If we tell people, sorry, you can't participate in the IETF
using the giant mail providers you use for everything else,
what do you expect the response to be?  Wow, what a bunch of
noble principled idealists, or wow, I don't have time for this
nonsense, maybe I'll go work on some open source stuff on
github instead.  We have enough trouble recruiting people now
without putting more roadblocks in their way.

Again, please don't think of it as keeping everyone if we make
kludge-level changes to accommodate Yahoo-style use of DMARC
versus losing people if we don't.  Either option is likely to
lose some people and the questions of how many and how valuable
are probably impossible to assess.  Ted T'so's observations
about developers are particularly relevant in that regard.

A few of us have been doing some experiments on DMARC
avoidance, looking to see if there's something we can do that
will survive DMARC, not screw up the mail too badly so it's
legible and recipients can reply reasonably, while uglifying
it to remind people whose fault it is.  Some of the
possibilities involve wrapping the real message in an outer
one, some involve changing the From: address to a mutated
version of the sender's address (*not* the list's address.)

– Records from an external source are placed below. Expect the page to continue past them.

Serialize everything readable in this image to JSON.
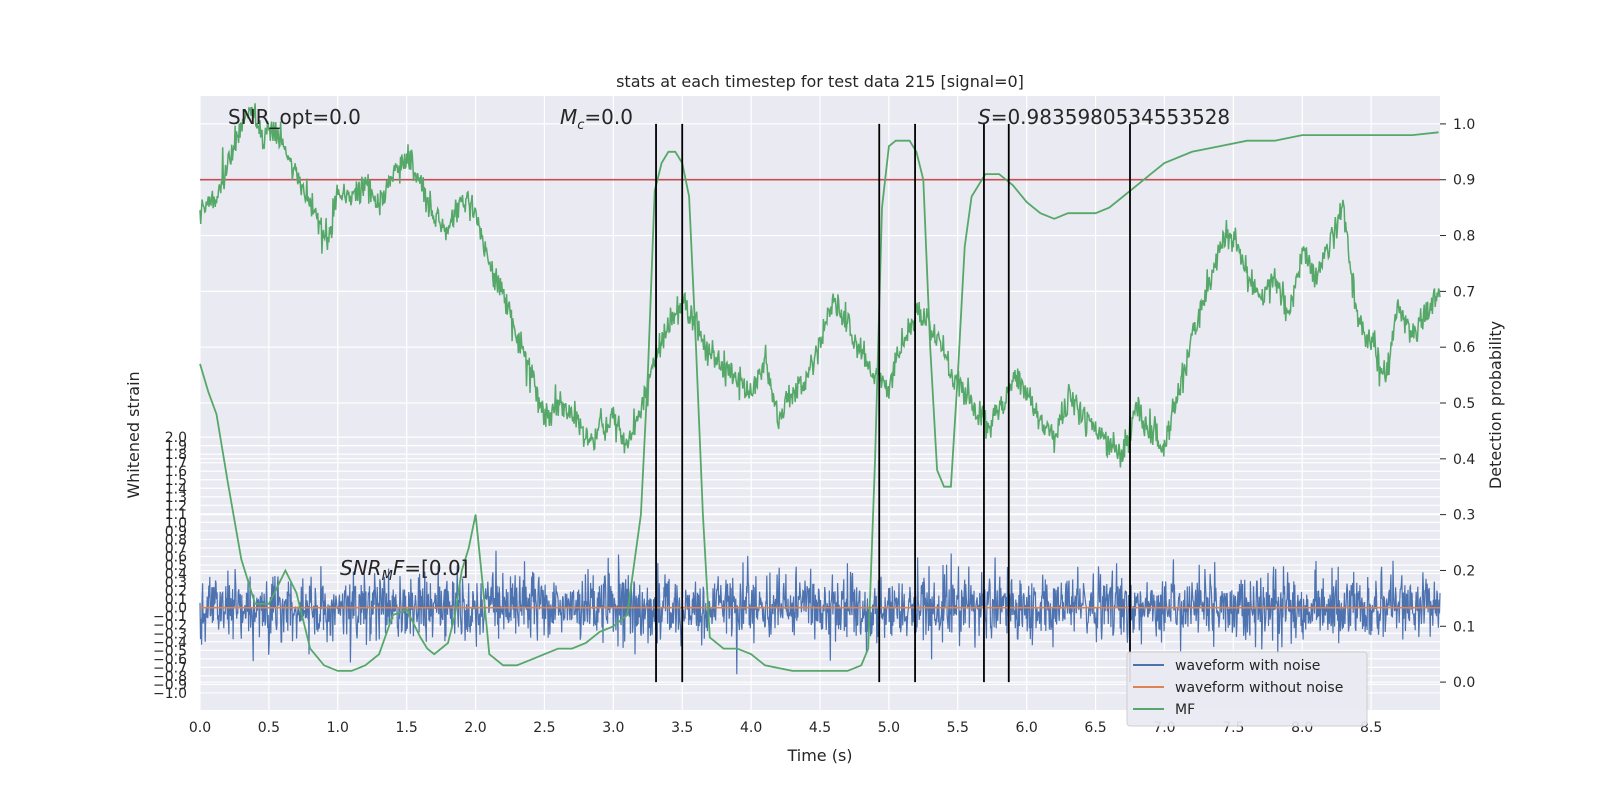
{
  "chart_data": {
    "type": "line",
    "title": "stats at each timestep for test data 215 [signal=0]",
    "xlabel": "Time (s)",
    "ylabel_left": "Whitened strain",
    "ylabel_right": "Detection probability",
    "xlim": [
      0.0,
      9.0
    ],
    "ylim_left": [
      -1.2,
      6.0
    ],
    "ylim_right": [
      -0.05,
      1.05
    ],
    "x_ticks": [
      "0.0",
      "0.5",
      "1.0",
      "1.5",
      "2.0",
      "2.5",
      "3.0",
      "3.5",
      "4.0",
      "4.5",
      "5.0",
      "5.5",
      "6.0",
      "6.5",
      "7.0",
      "7.5",
      "8.0",
      "8.5"
    ],
    "y_left_ticks": [
      "−1.0",
      "−0.9",
      "−0.8",
      "−0.7",
      "−0.6",
      "−0.5",
      "−0.4",
      "−0.3",
      "−0.2",
      "−0.1",
      "0.0",
      "0.1",
      "0.2",
      "0.3",
      "0.4",
      "0.5",
      "0.6",
      "0.7",
      "0.8",
      "0.9",
      "1.0",
      "1.1",
      "1.2",
      "1.3",
      "1.4",
      "1.5",
      "1.6",
      "1.7",
      "1.8",
      "1.9",
      "2.0"
    ],
    "y_right_ticks": [
      "0.0",
      "0.1",
      "0.2",
      "0.3",
      "0.4",
      "0.5",
      "0.6",
      "0.7",
      "0.8",
      "0.9",
      "1.0"
    ],
    "threshold": 0.9,
    "threshold_color": "#c44e52",
    "vlines": [
      3.31,
      3.5,
      4.93,
      5.19,
      5.69,
      5.87,
      6.75
    ],
    "annotations": {
      "snr_opt": "SNR_opt=0.0",
      "mc_sym": "M",
      "mc_sub": "c",
      "mc_val": "=0.0",
      "s_sym": "S",
      "s_val": "=0.9835980534553528",
      "snr_mf_sym": "SNR",
      "snr_mf_sub": "M",
      "snr_mf_sym2": "F",
      "snr_mf_val": "=[0.0]"
    },
    "series": [
      {
        "name": "waveform with noise",
        "color": "#4c72b0",
        "axis": "left",
        "amplitude_std": 0.2
      },
      {
        "name": "waveform without noise",
        "color": "#dd8452",
        "axis": "left",
        "value": 0.0
      },
      {
        "name": "MF",
        "color": "#55a868",
        "axis": "left",
        "x": [
          0.0,
          0.1,
          0.2,
          0.3,
          0.38,
          0.45,
          0.55,
          0.65,
          0.75,
          0.85,
          0.92,
          1.0,
          1.1,
          1.2,
          1.3,
          1.4,
          1.5,
          1.6,
          1.7,
          1.8,
          1.9,
          2.0,
          2.1,
          2.2,
          2.3,
          2.4,
          2.5,
          2.6,
          2.7,
          2.8,
          2.9,
          3.0,
          3.1,
          3.2,
          3.3,
          3.4,
          3.5,
          3.6,
          3.7,
          3.8,
          3.9,
          4.0,
          4.1,
          4.2,
          4.3,
          4.4,
          4.5,
          4.6,
          4.7,
          4.8,
          4.9,
          5.0,
          5.1,
          5.2,
          5.3,
          5.4,
          5.5,
          5.6,
          5.7,
          5.8,
          5.9,
          6.0,
          6.1,
          6.2,
          6.3,
          6.4,
          6.5,
          6.6,
          6.7,
          6.8,
          6.9,
          7.0,
          7.1,
          7.2,
          7.3,
          7.4,
          7.5,
          7.6,
          7.7,
          7.8,
          7.9,
          8.0,
          8.1,
          8.2,
          8.3,
          8.4,
          8.5,
          8.6,
          8.7,
          8.8,
          8.9,
          9.0
        ],
        "y": [
          4.7,
          4.8,
          5.2,
          5.6,
          5.9,
          5.5,
          5.6,
          5.2,
          4.9,
          4.6,
          4.3,
          4.9,
          4.8,
          5.0,
          4.7,
          5.1,
          5.3,
          5.0,
          4.6,
          4.4,
          4.8,
          4.6,
          4.0,
          3.7,
          3.2,
          2.8,
          2.2,
          2.4,
          2.3,
          2.0,
          2.1,
          2.2,
          1.9,
          2.3,
          2.9,
          3.3,
          3.6,
          3.3,
          3.0,
          2.8,
          2.7,
          2.5,
          2.9,
          2.2,
          2.5,
          2.7,
          3.1,
          3.6,
          3.3,
          3.0,
          2.7,
          2.6,
          3.1,
          3.5,
          3.3,
          3.0,
          2.6,
          2.4,
          2.1,
          2.3,
          2.7,
          2.5,
          2.2,
          2.0,
          2.5,
          2.3,
          2.1,
          1.9,
          1.8,
          2.4,
          2.0,
          1.9,
          2.5,
          3.2,
          3.7,
          4.2,
          4.4,
          3.9,
          3.6,
          3.9,
          3.4,
          4.2,
          3.9,
          4.3,
          4.7,
          3.4,
          3.1,
          2.7,
          3.5,
          3.2,
          3.4,
          3.7
        ]
      },
      {
        "name": "",
        "color": "#55a868",
        "axis": "right",
        "x": [
          0.0,
          0.06,
          0.12,
          0.2,
          0.3,
          0.4,
          0.5,
          0.56,
          0.62,
          0.7,
          0.8,
          0.9,
          1.0,
          1.1,
          1.2,
          1.3,
          1.4,
          1.5,
          1.6,
          1.65,
          1.7,
          1.8,
          1.85,
          1.9,
          1.95,
          2.0,
          2.05,
          2.1,
          2.2,
          2.3,
          2.4,
          2.5,
          2.6,
          2.7,
          2.8,
          2.9,
          3.0,
          3.1,
          3.2,
          3.25,
          3.3,
          3.35,
          3.4,
          3.45,
          3.5,
          3.55,
          3.6,
          3.65,
          3.7,
          3.8,
          3.9,
          4.0,
          4.1,
          4.3,
          4.5,
          4.6,
          4.7,
          4.8,
          4.85,
          4.9,
          4.95,
          5.0,
          5.05,
          5.15,
          5.2,
          5.25,
          5.3,
          5.35,
          5.4,
          5.45,
          5.5,
          5.55,
          5.6,
          5.7,
          5.8,
          5.9,
          6.0,
          6.1,
          6.2,
          6.3,
          6.4,
          6.5,
          6.6,
          6.7,
          6.8,
          6.9,
          7.0,
          7.2,
          7.4,
          7.6,
          7.8,
          8.0,
          8.2,
          8.4,
          8.6,
          8.8,
          8.99
        ],
        "y": [
          0.57,
          0.52,
          0.48,
          0.36,
          0.22,
          0.14,
          0.14,
          0.17,
          0.2,
          0.16,
          0.06,
          0.03,
          0.02,
          0.02,
          0.03,
          0.05,
          0.12,
          0.13,
          0.08,
          0.06,
          0.05,
          0.07,
          0.12,
          0.2,
          0.24,
          0.3,
          0.18,
          0.05,
          0.03,
          0.03,
          0.04,
          0.05,
          0.06,
          0.06,
          0.07,
          0.09,
          0.1,
          0.12,
          0.3,
          0.55,
          0.88,
          0.93,
          0.95,
          0.95,
          0.93,
          0.87,
          0.6,
          0.3,
          0.08,
          0.06,
          0.06,
          0.05,
          0.03,
          0.02,
          0.02,
          0.02,
          0.02,
          0.03,
          0.06,
          0.4,
          0.85,
          0.96,
          0.97,
          0.97,
          0.95,
          0.9,
          0.6,
          0.38,
          0.35,
          0.35,
          0.55,
          0.78,
          0.87,
          0.91,
          0.91,
          0.89,
          0.86,
          0.84,
          0.83,
          0.84,
          0.84,
          0.84,
          0.85,
          0.87,
          0.89,
          0.91,
          0.93,
          0.95,
          0.96,
          0.97,
          0.97,
          0.98,
          0.98,
          0.98,
          0.98,
          0.98,
          0.985
        ]
      }
    ],
    "legend": {
      "placement": "lower-right",
      "entries": [
        "waveform with noise",
        "waveform without noise",
        "MF"
      ]
    },
    "grid": true,
    "background": "#eaeaf2"
  }
}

I look forward to your report on the results of those
experiments.   As with ARC, I presume alternatives will need to
be deployed to be really useful and effective, but I'd be happy
to be wrong.

Maybe ARC will work well enough that we won't have to do
anything, but I expect ARC will be a half solution at best,
since it assumes recipient MTAs have a rather sophisticated
filter system that can handle all the stuff in the ARC chain
of forwarding headers.

I'm trying to adopt a wait and see attitude.